The Value of Worship
So continuing daily with one accord in the temple, and breaking bread from house to house, they ate their food with gladness and simplicity of heart, praising God and having favor with all the people. And the Lord added to the church daily those who were being saved.
Just as something wonderful happens when God’s people get together and study His Word, something extraordinary happens when God’s people get together and sing His praises. Jesus said, “For where two or three are gathered together in My name, I am there in the midst of them.” Now this verse is not saying that God only shows up when people worship, because God is omnipresent. But He manifests His presence in a special way when His people lift up His name in praise and worship.
The early church was a worshiping church. Acts 2:46–47 tells us, “They ate their food with gladness and simplicity of heart, praising God and having favor with all the people.” The phrase “gladness and simplicity of heart” literally means “with unaffected joy.” There was joy, vibrancy, and reverence in the early church. A few verses earlier, we read that fear came upon every soul, and wonders and signs were done through the apostles (verse 43). There should be joy and reverence. Those are elements that should be in our worship. The Spirit-filled church will be a worshiping church, and the Spirit filled Christian will be a worshiping Christian.
Someone might say, “Well, I just don’t always feel like worshiping.” Do you think the first-century believers always felt like praising God?
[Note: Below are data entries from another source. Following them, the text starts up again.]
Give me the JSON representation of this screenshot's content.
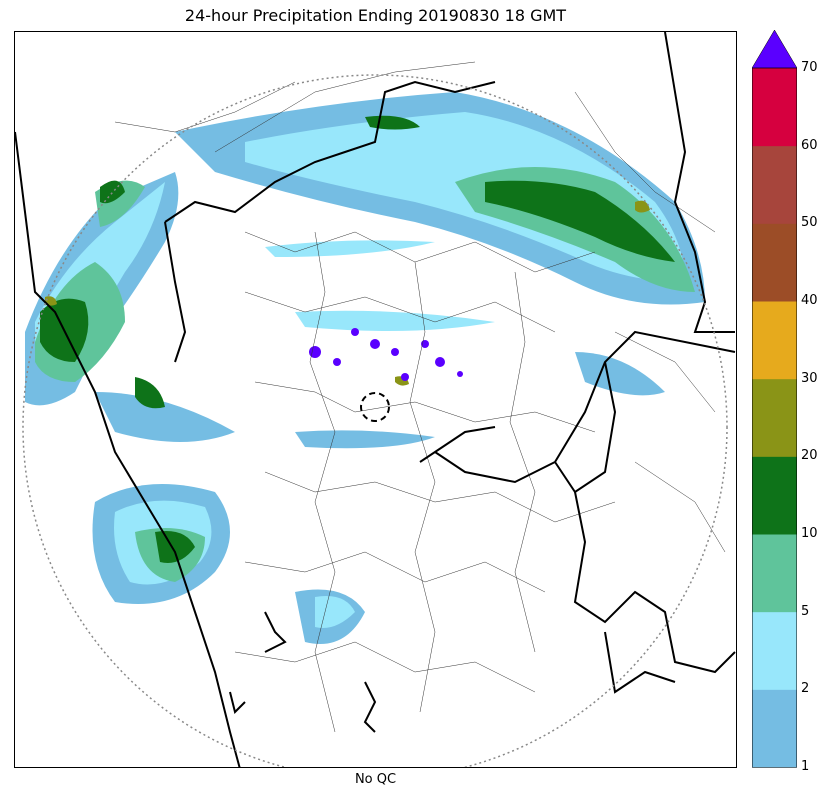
{
  "title": "24-hour Precipitation Ending 20190830 18 GMT",
  "xlabel": "No QC",
  "colorbar": {
    "levels": [
      "1",
      "2",
      "5",
      "10",
      "20",
      "30",
      "40",
      "50",
      "60",
      "70"
    ],
    "colors": [
      "#75bde3",
      "#98e7fb",
      "#5fc49b",
      "#0e7319",
      "#8a9417",
      "#e6aa1d",
      "#9c4d27",
      "#a7453c",
      "#d6003f"
    ],
    "extend_max_color": "#5a00ff"
  },
  "legend_colors": {
    "rain_1_2": "#75bde3",
    "rain_2_5": "#98e7fb",
    "rain_5_10": "#5fc49b",
    "rain_10_20": "#0e7319",
    "rain_20_30": "#8a9417",
    "over_70": "#5a00ff"
  }
}
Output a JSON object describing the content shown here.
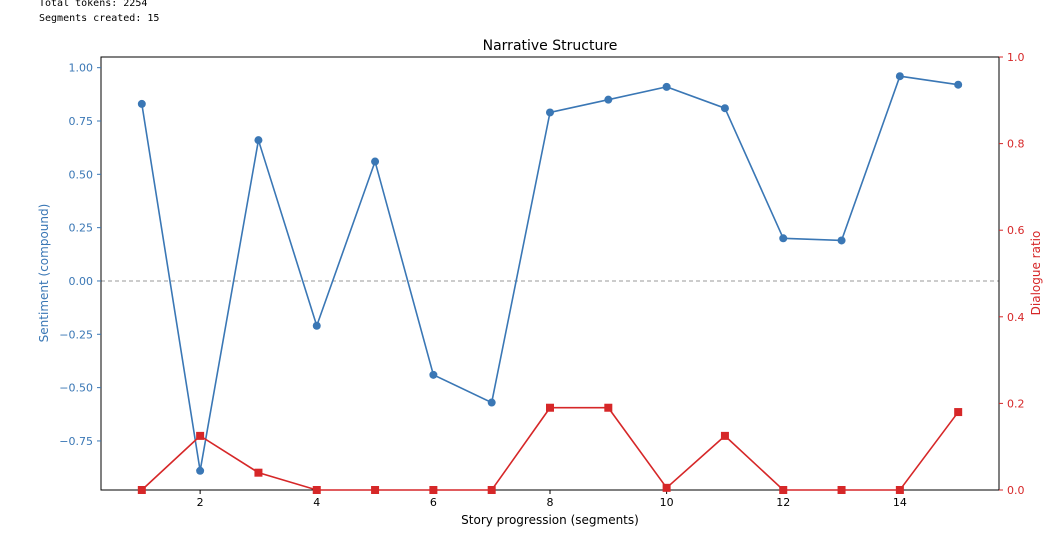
{
  "console": {
    "line1": "Total tokens: 2254",
    "line2": "Segments created: 15"
  },
  "chart_data": {
    "type": "line",
    "title": "Narrative Structure",
    "xlabel": "Story progression (segments)",
    "ylabel_left": "Sentiment (compound)",
    "ylabel_right": "Dialogue ratio",
    "x": [
      1,
      2,
      3,
      4,
      5,
      6,
      7,
      8,
      9,
      10,
      11,
      12,
      13,
      14,
      15
    ],
    "xlim": [
      0.3,
      15.7
    ],
    "x_ticks": [
      2,
      4,
      6,
      8,
      10,
      12,
      14
    ],
    "x_tick_labels": [
      "2",
      "4",
      "6",
      "8",
      "10",
      "12",
      "14"
    ],
    "left_axis": {
      "ylim": [
        -0.98,
        1.05
      ],
      "ticks": [
        -0.75,
        -0.5,
        -0.25,
        0,
        0.25,
        0.5,
        0.75,
        1.0
      ],
      "tick_labels": [
        "−0.75",
        "−0.50",
        "−0.25",
        "0.00",
        "0.25",
        "0.50",
        "0.75",
        "1.00"
      ],
      "color": "#3a77b5"
    },
    "right_axis": {
      "ylim": [
        0,
        1.0
      ],
      "ticks": [
        0,
        0.2,
        0.4,
        0.6,
        0.8,
        1.0
      ],
      "tick_labels": [
        "0.0",
        "0.2",
        "0.4",
        "0.6",
        "0.8",
        "1.0"
      ],
      "color": "#d62728"
    },
    "series": [
      {
        "axis": "left",
        "color": "#3a77b5",
        "marker": "circle",
        "values": [
          0.83,
          -0.89,
          0.66,
          -0.21,
          0.56,
          -0.44,
          -0.57,
          0.79,
          0.85,
          0.91,
          0.81,
          0.2,
          0.19,
          0.96,
          0.92
        ]
      },
      {
        "axis": "right",
        "color": "#d62728",
        "marker": "square",
        "values": [
          0.0,
          0.125,
          0.04,
          0.0,
          0.0,
          0.0,
          0.0,
          0.19,
          0.19,
          0.005,
          0.125,
          0.0,
          0.0,
          0.0,
          0.18
        ]
      }
    ],
    "reference_line": {
      "y": 0,
      "style": "dashed",
      "color": "#999999"
    },
    "grid": false
  }
}
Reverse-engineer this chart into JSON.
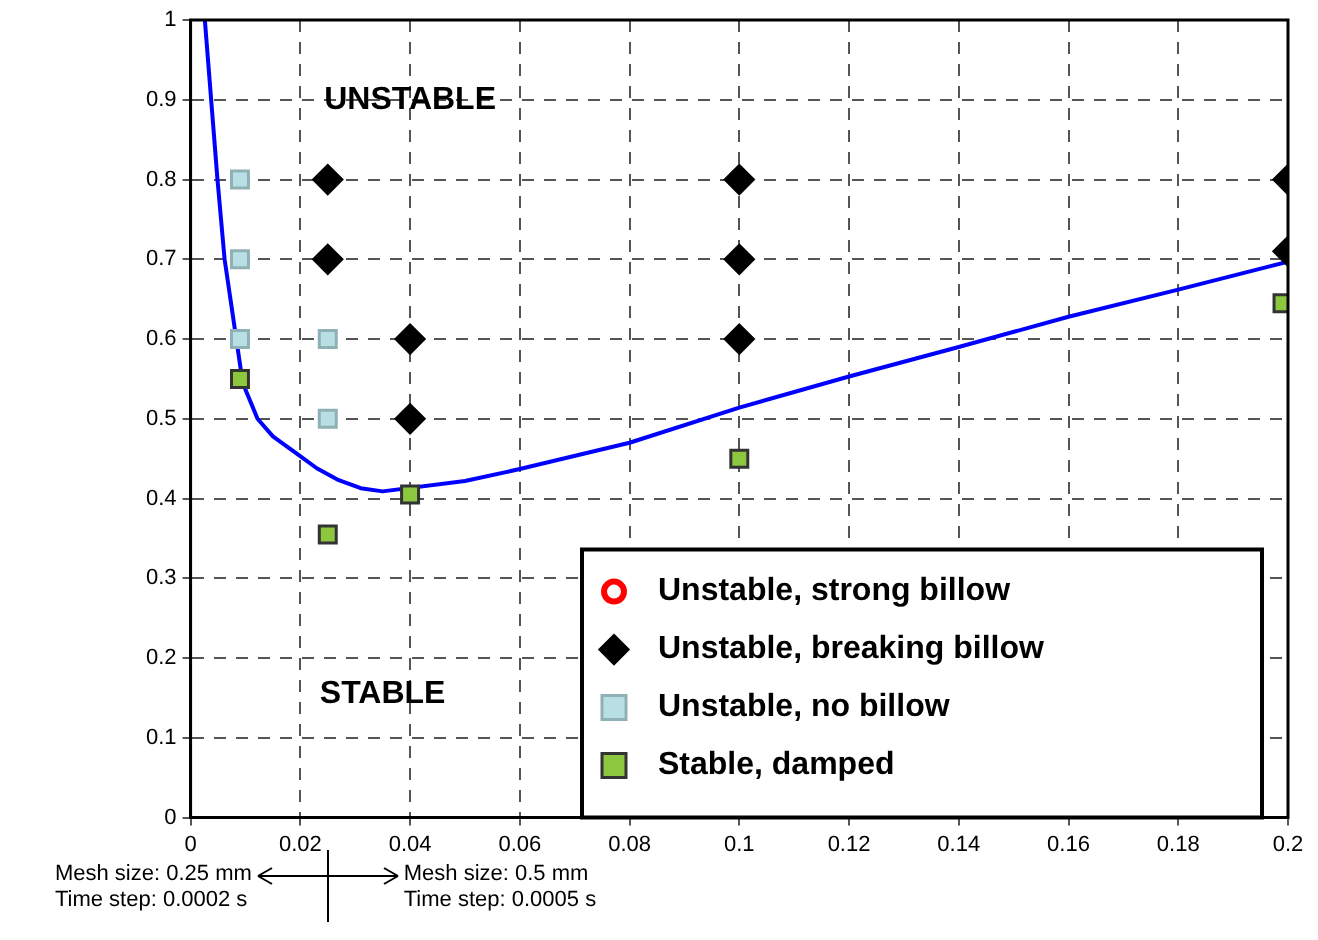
{
  "chart_data": {
    "type": "scatter",
    "xlim": [
      0,
      0.2
    ],
    "ylim": [
      0,
      1
    ],
    "xticks": [
      0,
      0.02,
      0.04,
      0.06,
      0.08,
      0.1,
      0.12,
      0.14,
      0.16,
      0.18,
      0.2
    ],
    "yticks": [
      0,
      0.1,
      0.2,
      0.3,
      0.4,
      0.5,
      0.6,
      0.7,
      0.8,
      0.9,
      1
    ],
    "grid": true,
    "legend": "bottom right",
    "series": [
      {
        "name": "Unstable, strong billow",
        "color": "#ff0000",
        "marker": "circle"
      },
      {
        "name": "Unstable, breaking billow",
        "color": "#000000",
        "marker": "diamond",
        "x": [
          0.025,
          0.025,
          0.04,
          0.04,
          0.1,
          0.1,
          0.1,
          0.2,
          0.2
        ],
        "values": [
          0.8,
          0.7,
          0.6,
          0.5,
          0.8,
          0.7,
          0.6,
          0.8,
          0.71
        ]
      },
      {
        "name": "Unstable, no billow",
        "color": "#b8e0e4",
        "marker": "square",
        "x": [
          0.009,
          0.009,
          0.009,
          0.025,
          0.025
        ],
        "values": [
          0.8,
          0.7,
          0.6,
          0.6,
          0.5
        ]
      },
      {
        "name": "Stable, damped",
        "color": "#8dc63f",
        "marker": "square",
        "x": [
          0.009,
          0.025,
          0.04,
          0.1,
          0.199
        ],
        "values": [
          0.55,
          0.355,
          0.405,
          0.45,
          0.645
        ]
      },
      {
        "type": "line",
        "color": "#0000ff",
        "marker": "none",
        "x": [
          0.0026,
          0.0049,
          0.0062,
          0.0095,
          0.0122,
          0.015,
          0.0196,
          0.023,
          0.027,
          0.031,
          0.035,
          0.05,
          0.06,
          0.08,
          0.1,
          0.12,
          0.14,
          0.16,
          0.18,
          0.2
        ],
        "values": [
          1,
          0.8,
          0.7,
          0.545,
          0.5,
          0.478,
          0.455,
          0.438,
          0.423,
          0.413,
          0.409,
          0.422,
          0.437,
          0.47,
          0.514,
          0.553,
          0.59,
          0.628,
          0.662,
          0.697
        ]
      }
    ],
    "annotations": [
      "UNSTABLE",
      "STABLE",
      "Mesh size: 0.25 mm",
      "Time step: 0.0002 s",
      "Mesh size: 0.5 mm",
      "Time step: 0.0005 s"
    ]
  }
}
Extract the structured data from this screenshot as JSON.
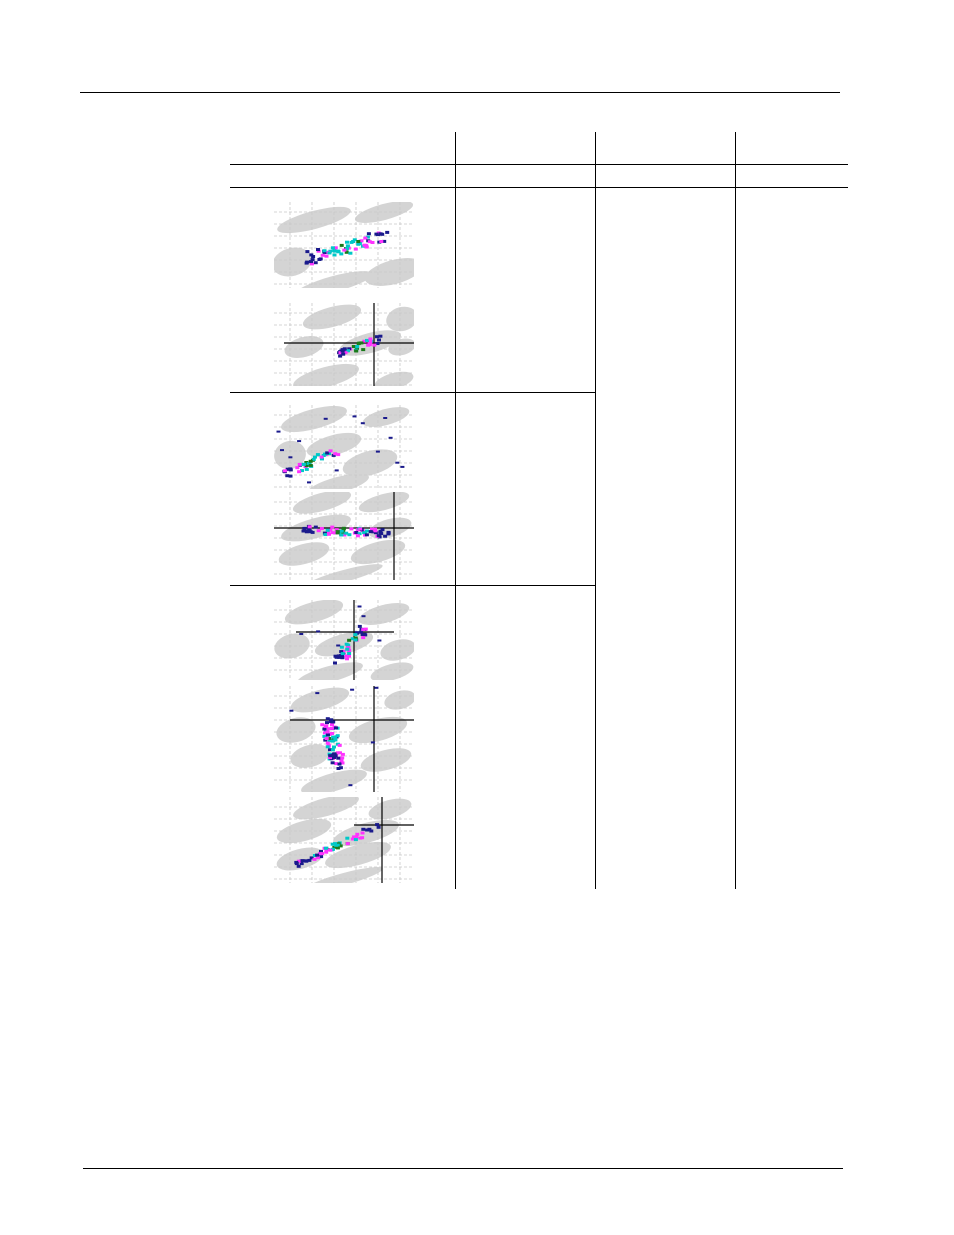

They were harassed. They were beaten. They were mocked. These Christians faced persecution on a massive scale, but they were thankful to God.
The Bible doesn’t say, “Give thanks to the Lord when you feel good.” Rather, it says, “Give thanks to the Lord, for He is good!” (1 Chronicles 16:34). That is how Job was able to worship God after calamity came knocking at his door (see Job 1:20).
Sometimes worship can be a sacrifice. But we should still worship.